Pemerintah Kabupaten (Pemkab) Bangka, Provinsi Kepulauan Bangka Belitung (Babel), gencar menekan penyebaran kasus Demam Darah Dengue (DBD) dengan melakukan gerakan membersihkan sampah di lingkungan padat penduduk.

"Gerakan membersihkan sampah di lingkungan padat penduduk sebagai cara dini mencegah penyebaran kasus DBD," kata Staf Ahli Bupati Bangka Bidang Pembangunan Manusia dan Kebudayaan Boy Yandra di Sungailiat, Senin.

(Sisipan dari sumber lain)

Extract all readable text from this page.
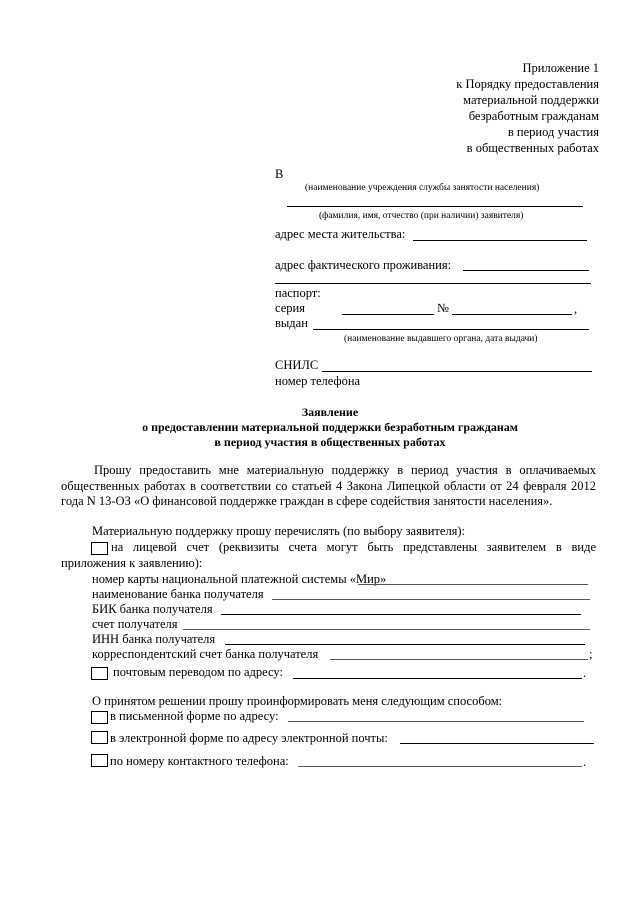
Приложение 1
к Порядку предоставления
материальной поддержки
безработным гражданам
в период участия
в общественных работах
В
(наименование учреждения службы занятости населения)
(фамилия, имя, отчество (при наличии) заявителя)
адрес места жительства:
адрес фактического проживания:
паспорт:
серия	№	,
выдан
(наименование выдавшего органа, дата выдачи)
СНИЛС
номер телефона
Заявление
о предоставлении материальной поддержки безработным гражданам
в период участия в общественных работах
Прошу предоставить мне материальную поддержку в период участия в оплачиваемых общественных работах в соответствии со статьей 4 Закона Липецкой области от 24 февраля 2012 года N 13-ОЗ «О финансовой поддержке граждан в сфере содействия занятости населения».
Материальную поддержку прошу перечислять (по выбору заявителя):
на лицевой счет (реквизиты счета могут быть представлены заявителем в виде приложения к заявлению):
номер карты национальной платежной системы «Мир»
наименование банка получателя
БИК банка получателя
счет получателя
ИНН банка получателя
корреспондентский счет банка получателя	;
почтовым переводом по адресу:	.
О принятом решении прошу проинформировать меня следующим способом:
в письменной форме по адресу:
в электронной форме по адресу электронной почты:
по номеру контактного телефона:	.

Ia mengatakan cuaca yang panas seperti saat ini waktu yang tempat membersihkan sampah di lingkungan rumah setelah sebelumnya sejumlah tempat di Kabupaten Bangka terdampak banjir akibat curah hujan.

"Penyebaran DBD yang disebabkan digigit oleh nyamuk Aedes aegypti biasanya dipicu oleh kondisi lingkungan yang tidak bersih," kata Boy Yandra.

Boy Yandra mengakui penyakit DBD masih menjadi salah satu isu kesehatan masyarakat di Kabupaten Bangka karena dan tingkat penyebaran terbilang tinggi.

Berdasarkan data dari Dinas Kesehatan (Dinkes) Kabupaten Bangka, pada tahun 2025 tercatat mencapai 384 kasus DBD. Pada Januari 2026 sudah ditemukan sebanyak 20 kasus.

"20 kasus DBD tersebut tersebar di sejumlah wilayah kecamatan, seperti Kecamatan Sungailiat, Kecamatan Belinyu, dan Kecamatan Riau Silip," jelas Boy Yandra yang menjabat Ketua Himpunan Ahli Kesehatan Lingkungan Indonesia (HAKLI) Bangka Belitung.

Dia mengatakan puluhan penderita DBD itu sudah mendapat penanganan kesehatan oleh tim medis di puskesmas setempat, termasuk juga dilakukan tindakan fogging nyamuk sebagai salah satu satu cara untuk mengendalikan populasi nyamuk dewasa penyebab DBD.

"Saya optimis kasus DBD tahun 2026 lebih rendah dibanding tahun sebelumnya jika tertanam prilaku hidup bersih dan sehat di lingkungan masyarakat, karena diketahui jentik nyamuk Aedes aegypti suka berkembang di lingkungan yang tidak dijaga kebersihan termasuk berkembang biak di genangan air," katanya.

Boy Yandra mengingatkan masyarakat jika ada anggota keluarga mengalami genjala DBD seperti nyeri otot, demam tinggi, sakit kepala, mual, dan muntah, segera dibawa ke puskesmas terdekat supaya segera mendapat penanganan perawatan.

"Tim kesehatan akan segera melakukan epidemologi atau melakukan tindakan untuk menemukan penyebab penyakit di lingkungan pasien DBD," ujar dia.